HOLLY MEREDITH HOLLY MEREDITH

Finding Our Way Through the Wild

It all begins with an idea.

My daughter was born in the spring of 2020, in a world that had suddenly closed in on itself. Every moment of early parenthood felt both tender and heavy with the weight of the unknown. Like so many others navigating motherhood during that time, I was searching for something steady, something to ground us when everything else felt uncertain.

For me, that was the forest.

Nature had always been my refuge growing up—a place where I could breathe deeply, where the world felt stabilizing instead of overwhelming. So when life became a series of unknowns, it only made sense to return to what I knew. Eleven days after she was born, we packed her up and hit the trail for the first time. It was a short hike, a slow one, but it was a beginning. And from there, we just kept going.

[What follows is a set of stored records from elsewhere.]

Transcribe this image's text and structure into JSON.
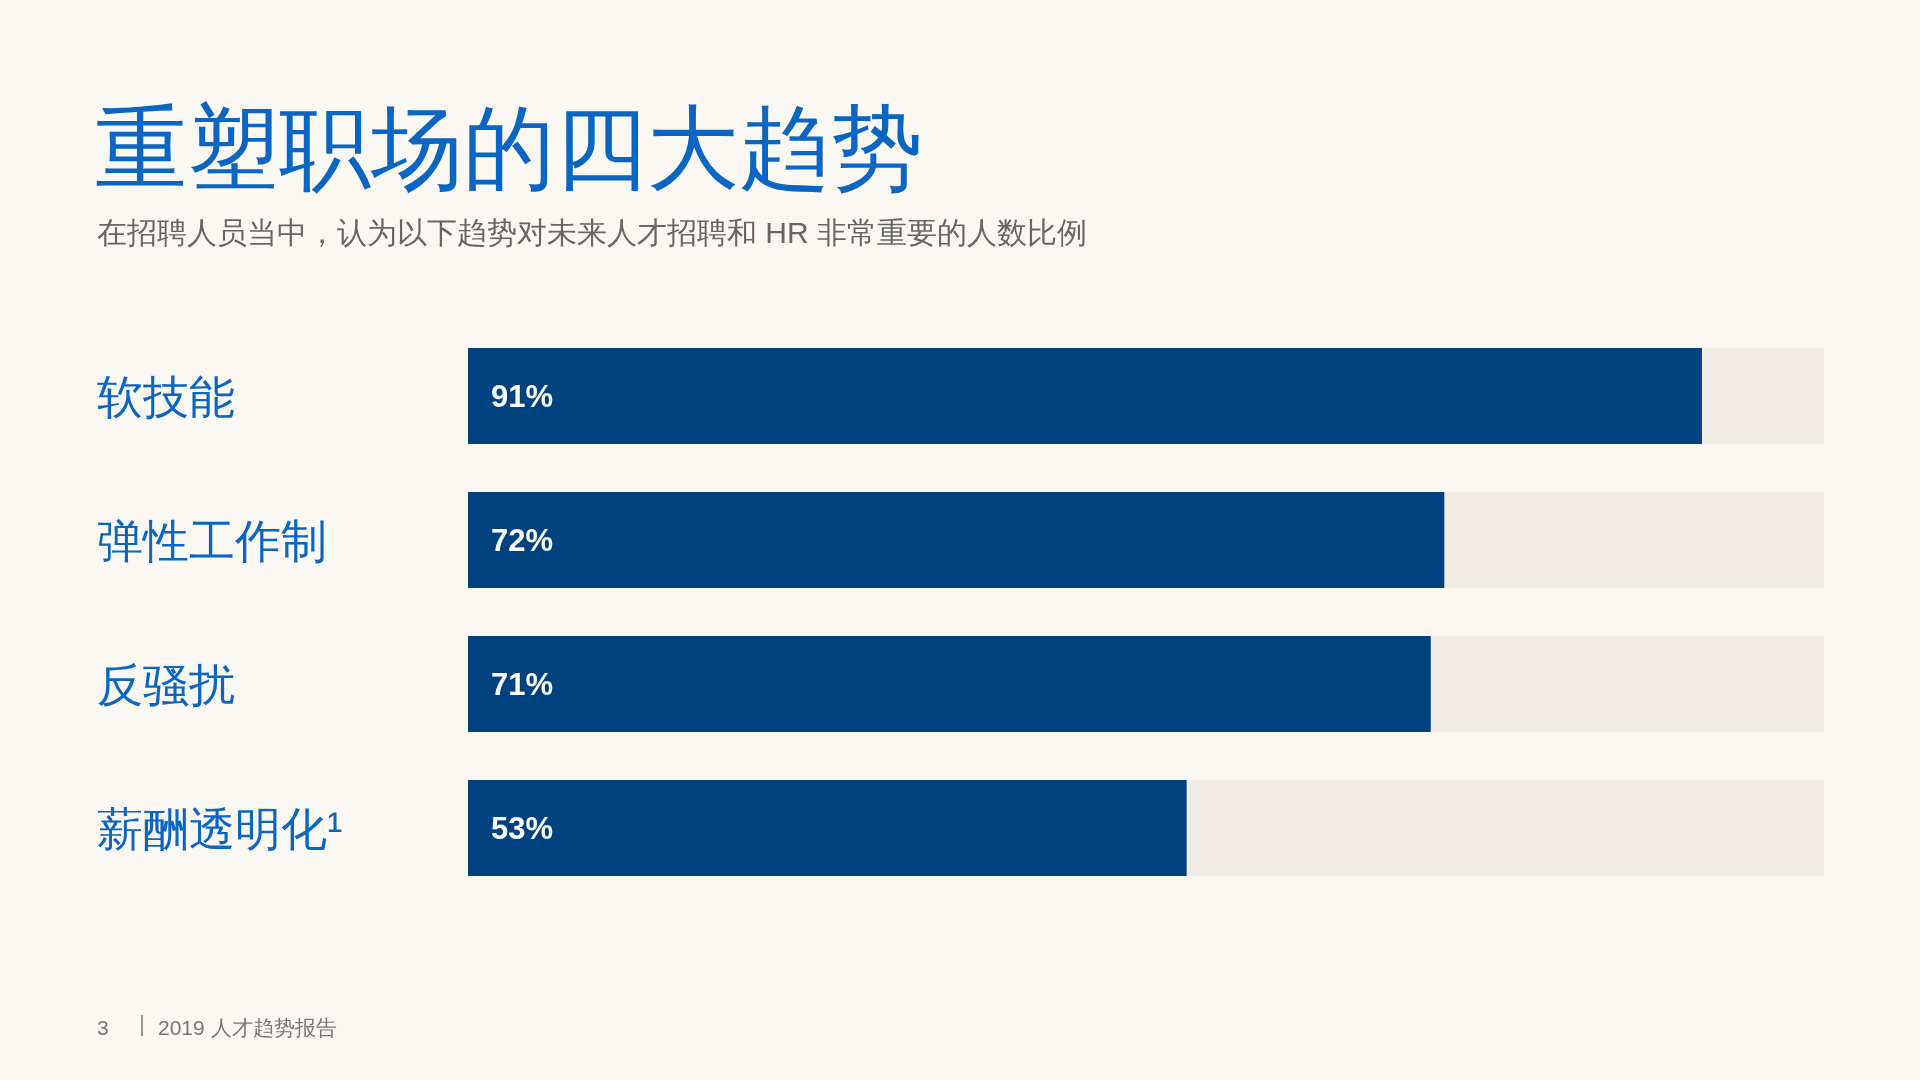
{
  "chart_data": {
    "type": "bar",
    "orientation": "horizontal",
    "title": "重塑职场的四大趋势",
    "subtitle": "在招聘人员当中，认为以下趋势对未来人才招聘和 HR 非常重要的人数比例",
    "categories": [
      "软技能",
      "弹性工作制",
      "反骚扰",
      "薪酬透明化¹"
    ],
    "values": [
      91,
      72,
      71,
      53
    ],
    "value_labels": [
      "91%",
      "72%",
      "71%",
      "53%"
    ],
    "color": "#00417f",
    "xlim": [
      0,
      100
    ],
    "annotations": [
      "3",
      "2019 人才趋势报告"
    ]
  }
}
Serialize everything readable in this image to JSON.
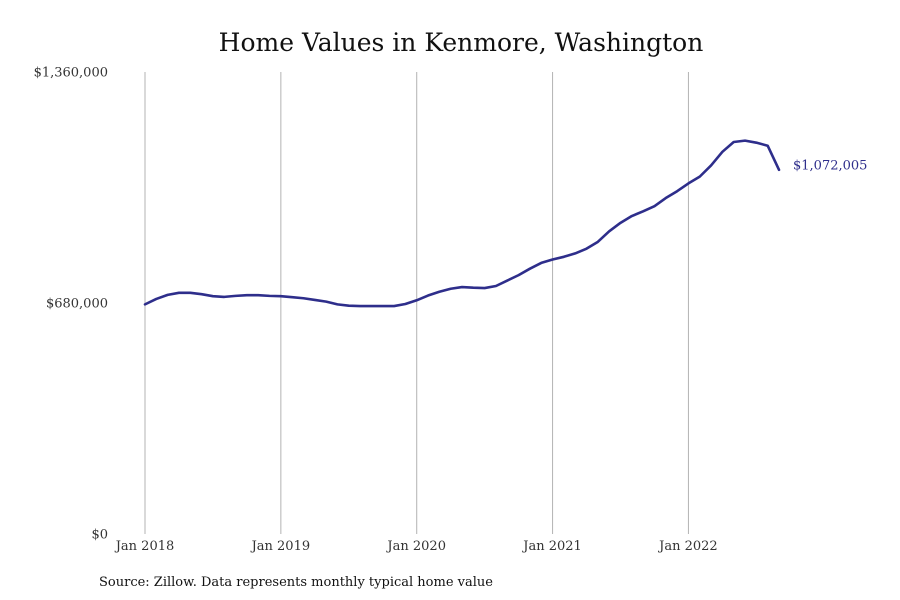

Her first year wasn’t marked by monthly milestone blankets or posed photoshoots. Instead, we saw her grow in the rhythm of the forest—the trails beneath us, the trees overhead, the quiet sense of time moving forward. She was always snug against her dad in the carrier, taking it all in as we hiked together.

Some days, the hikes were about adventure. Other days, they were about survival. A way to step outside of the stress, the exhaustion, the isolation that came with raising a baby in a world that felt like it had stopped spinning. The trees were steady when I felt unsteady. The open air gave us space when the walls at home felt confining. The rhythm of walking—one foot in front of the other—became its own kind of meditation, a reminder that forward motion, no matter how slow, was still movement.

Looking back at those early months, I see now that what we were really doing was laying a foundation—for all of us. For a childhood spent outdoors, for a connection to nature that would grow alongside her. And for us, as new parents finding our way, those hikes were proof that even in the hardest seasons, something as simple as being outside can give you exactly what you need to keep going.

Now, five years later, the forest is still where we return. It’s where she runs ahead on the trail, where she collects acorns and spots birds, where she reminds me to slow down and notice the little things. It’s where we find our rhythm as a family.

And it all started with that first step, eleven days in.